Missouri Valley Conference's logo in SIU's colors

A member of the Missouri Valley Conference, Southern Illinois University Carbondale currently sponsors 16 sports—eight each for men and women—in NCAA-sanctioned competition. The most recent change to the roster of SIU sports came at the end of the 2016–17 school year, when the school dropped men's and women's tennis.

=== Men's basketball ===

The school athletics may be best known for the men's basketball program. Success for the Salukis has been recent and historical. SIU advanced to six consecutive NCAA Tournaments (2002–2007), advancing to two Sweet 16s and accruing an NCAA Tournament record of 5–6 during that time. SIU is also the 1967 NIT Champions led by NBA Hall of Famer Walt Frazier.

Chris Lowery was the coach of the Salukis and led the team to the NCAA tournament every year from the 2004–05 season through the 2006–07 season, where they made an appearance in the Sweet Sixteen. He was let go from the school following the 2011–2012 season. On March 28, 2012, Barry Hinson was named head coach.

=== Football ===

SIU competes in the NCAA Football Championship Subdivision (formerly known as 1-AA) in the Missouri Valley Football Conference. SIU has been ranked in the Top-20 of the FCS Coaches Poll for 54 straight weeks. The Salukis have won 40 games since 2003, ranking 12th in Division 1 football during that time span. The team is coached by head coach Nick Hill, a former assistant coach and quarterback for the Salukis.

SIU Football has won numerous conference championship and in 1983 The Salukis won the NCAA Division I-AA Champions, with a 43–7 win over Western Carolina.

=== Men's gymnastics ===
SIU's also had a men's gymnastics team until the program was canceled in 1989. From 1956 until the program was canceled, Bill Meade was the coach of the team. During that time the program turned out 55 NCAA All-Americans and 15 NCAA Individual National Champions while winning four NCAA Division I championships in 1964, 1966, 1967, and 1972. The Men's Gymnastics program also holds the longest winning streak of any SIU program winning 68 consecutive meets from 1961 to 1968.

=== Softball ===
SIU's softball team has appeared in four Women's College World Series, in 1970, 1971, 1977 and 1978.

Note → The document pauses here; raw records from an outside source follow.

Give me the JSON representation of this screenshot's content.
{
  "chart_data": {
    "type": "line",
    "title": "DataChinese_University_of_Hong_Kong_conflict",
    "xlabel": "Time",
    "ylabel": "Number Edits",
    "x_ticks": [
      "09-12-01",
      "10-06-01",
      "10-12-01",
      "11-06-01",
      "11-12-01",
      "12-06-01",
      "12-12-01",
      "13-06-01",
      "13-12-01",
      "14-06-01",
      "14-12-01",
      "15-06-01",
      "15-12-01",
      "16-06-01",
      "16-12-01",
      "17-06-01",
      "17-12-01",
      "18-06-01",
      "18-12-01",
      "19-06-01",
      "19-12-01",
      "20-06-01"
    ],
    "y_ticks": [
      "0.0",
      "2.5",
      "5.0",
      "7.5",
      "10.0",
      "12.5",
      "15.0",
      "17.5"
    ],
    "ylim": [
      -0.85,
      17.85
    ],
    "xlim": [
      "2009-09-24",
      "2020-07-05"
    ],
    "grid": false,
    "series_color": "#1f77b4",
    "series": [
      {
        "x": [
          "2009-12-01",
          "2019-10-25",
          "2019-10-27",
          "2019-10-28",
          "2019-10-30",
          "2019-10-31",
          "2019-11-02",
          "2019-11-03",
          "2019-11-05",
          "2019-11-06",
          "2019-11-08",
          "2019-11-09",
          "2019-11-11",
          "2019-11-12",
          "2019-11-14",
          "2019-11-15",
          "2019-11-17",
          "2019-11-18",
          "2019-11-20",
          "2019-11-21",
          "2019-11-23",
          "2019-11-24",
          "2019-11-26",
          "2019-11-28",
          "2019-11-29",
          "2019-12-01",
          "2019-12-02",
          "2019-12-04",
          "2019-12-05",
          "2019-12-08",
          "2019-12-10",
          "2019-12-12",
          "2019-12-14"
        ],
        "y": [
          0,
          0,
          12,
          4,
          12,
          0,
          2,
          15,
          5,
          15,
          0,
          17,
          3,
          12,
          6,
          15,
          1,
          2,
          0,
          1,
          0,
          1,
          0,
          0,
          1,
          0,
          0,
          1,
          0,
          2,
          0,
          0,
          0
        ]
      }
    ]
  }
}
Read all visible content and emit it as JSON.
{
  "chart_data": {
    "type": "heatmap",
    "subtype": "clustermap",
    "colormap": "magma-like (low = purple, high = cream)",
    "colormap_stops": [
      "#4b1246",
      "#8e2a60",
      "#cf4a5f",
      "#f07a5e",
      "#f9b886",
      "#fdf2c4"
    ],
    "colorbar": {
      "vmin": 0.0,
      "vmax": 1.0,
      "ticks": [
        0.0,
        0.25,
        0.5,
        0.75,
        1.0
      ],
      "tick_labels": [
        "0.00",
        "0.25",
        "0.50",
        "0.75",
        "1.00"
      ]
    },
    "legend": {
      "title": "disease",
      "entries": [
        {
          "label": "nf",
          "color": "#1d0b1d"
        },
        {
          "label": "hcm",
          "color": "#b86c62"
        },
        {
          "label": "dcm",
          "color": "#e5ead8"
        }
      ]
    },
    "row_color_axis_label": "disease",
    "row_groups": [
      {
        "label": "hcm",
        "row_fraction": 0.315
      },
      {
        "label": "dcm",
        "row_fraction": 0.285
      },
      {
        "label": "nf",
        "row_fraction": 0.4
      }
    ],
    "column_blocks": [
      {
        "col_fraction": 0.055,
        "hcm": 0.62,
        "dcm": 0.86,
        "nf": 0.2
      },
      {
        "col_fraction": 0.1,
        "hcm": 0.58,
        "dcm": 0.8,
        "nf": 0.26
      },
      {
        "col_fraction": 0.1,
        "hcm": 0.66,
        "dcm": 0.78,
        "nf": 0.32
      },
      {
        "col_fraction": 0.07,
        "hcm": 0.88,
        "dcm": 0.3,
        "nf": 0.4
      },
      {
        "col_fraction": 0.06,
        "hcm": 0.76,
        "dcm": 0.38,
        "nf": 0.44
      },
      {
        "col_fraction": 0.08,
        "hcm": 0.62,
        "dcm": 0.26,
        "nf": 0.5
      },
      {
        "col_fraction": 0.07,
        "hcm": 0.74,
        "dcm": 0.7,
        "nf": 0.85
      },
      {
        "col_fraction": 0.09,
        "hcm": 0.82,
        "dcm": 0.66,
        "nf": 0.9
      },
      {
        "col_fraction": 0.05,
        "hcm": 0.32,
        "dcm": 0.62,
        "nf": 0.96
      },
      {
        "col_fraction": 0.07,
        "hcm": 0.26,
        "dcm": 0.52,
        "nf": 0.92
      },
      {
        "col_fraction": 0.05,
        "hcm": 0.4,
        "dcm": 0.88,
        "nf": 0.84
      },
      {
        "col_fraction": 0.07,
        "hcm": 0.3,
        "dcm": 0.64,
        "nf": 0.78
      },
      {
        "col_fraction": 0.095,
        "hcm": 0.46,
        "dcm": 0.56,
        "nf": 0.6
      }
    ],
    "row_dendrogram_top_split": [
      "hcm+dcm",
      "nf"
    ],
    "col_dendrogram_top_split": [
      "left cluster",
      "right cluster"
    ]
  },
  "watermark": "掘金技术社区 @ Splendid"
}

==National team championships==
As of July 2, 2014, Southern Illinois has won 5 Division I and 3 Division II NCAA national championships:

Division I
- Men's:
  - Gymnastics (4): 1964, 1966, 1967, 1972
  - Football (1): 1983

Division II
- Men's:
  - Men's Cross Country: 1961
  - Golf: 1964
  - Tennis: 1964

The following 3 national championships were not bestowed by the NCAA:
- Women's
  - Gymnastics : 1970, 1974, 1975 (AIAW)

== Facilities ==

=== Saluki Way ===
On September 9, 2005, the plans for Saluki Way were unveiled by Chancellor Walter Wendler. The plan called for the construction of a new football stadium, renovation of SIU Arena (Now the Banterra Center), a new track and field complex, renovation and new additions of academic buildings, a remodeled Morris Library, and other campus improvements.

==== Saluki Stadium ====

SIU Football plays at the new 15,000-seat Saluki Stadium, which replaces McAndrew Stadium. The new stadium was part of the university's larger athletic facilities plan, "Saluki Way," to renovate and restructure the campus athletic facilities.

Saluki Stadium opened on September 2, 2010, when a sellout crowd of 15,200 watched the Salukis defeat Quincy 70–7. The new football stadium is currently named Saluki Stadium. As of right now, no official naming rights have been sold.

==== Banterra Center ====
Banterra Center is an 8,339-seat arena on the SIU campus; it is the home of Saluki men's and women's basketball teams. The arena underwent a renovation as a part of Saluki Way. Known as the SIU Arena from 1964 to 2019, Banterra Bank purchased the naming rights for $4 million over ten years, with an option to extend the contract for an additional ten years for an additional $6 million.

==== Troutt-Wittman Center ====
The Troutt-Wittmann Academic and Training Center, a facility to give Saluki athletes the opportunity to gain help with their studies, as well as train and condition, was built with a donation by SIU alumnus and former Saluki football player Thomas Wittmann.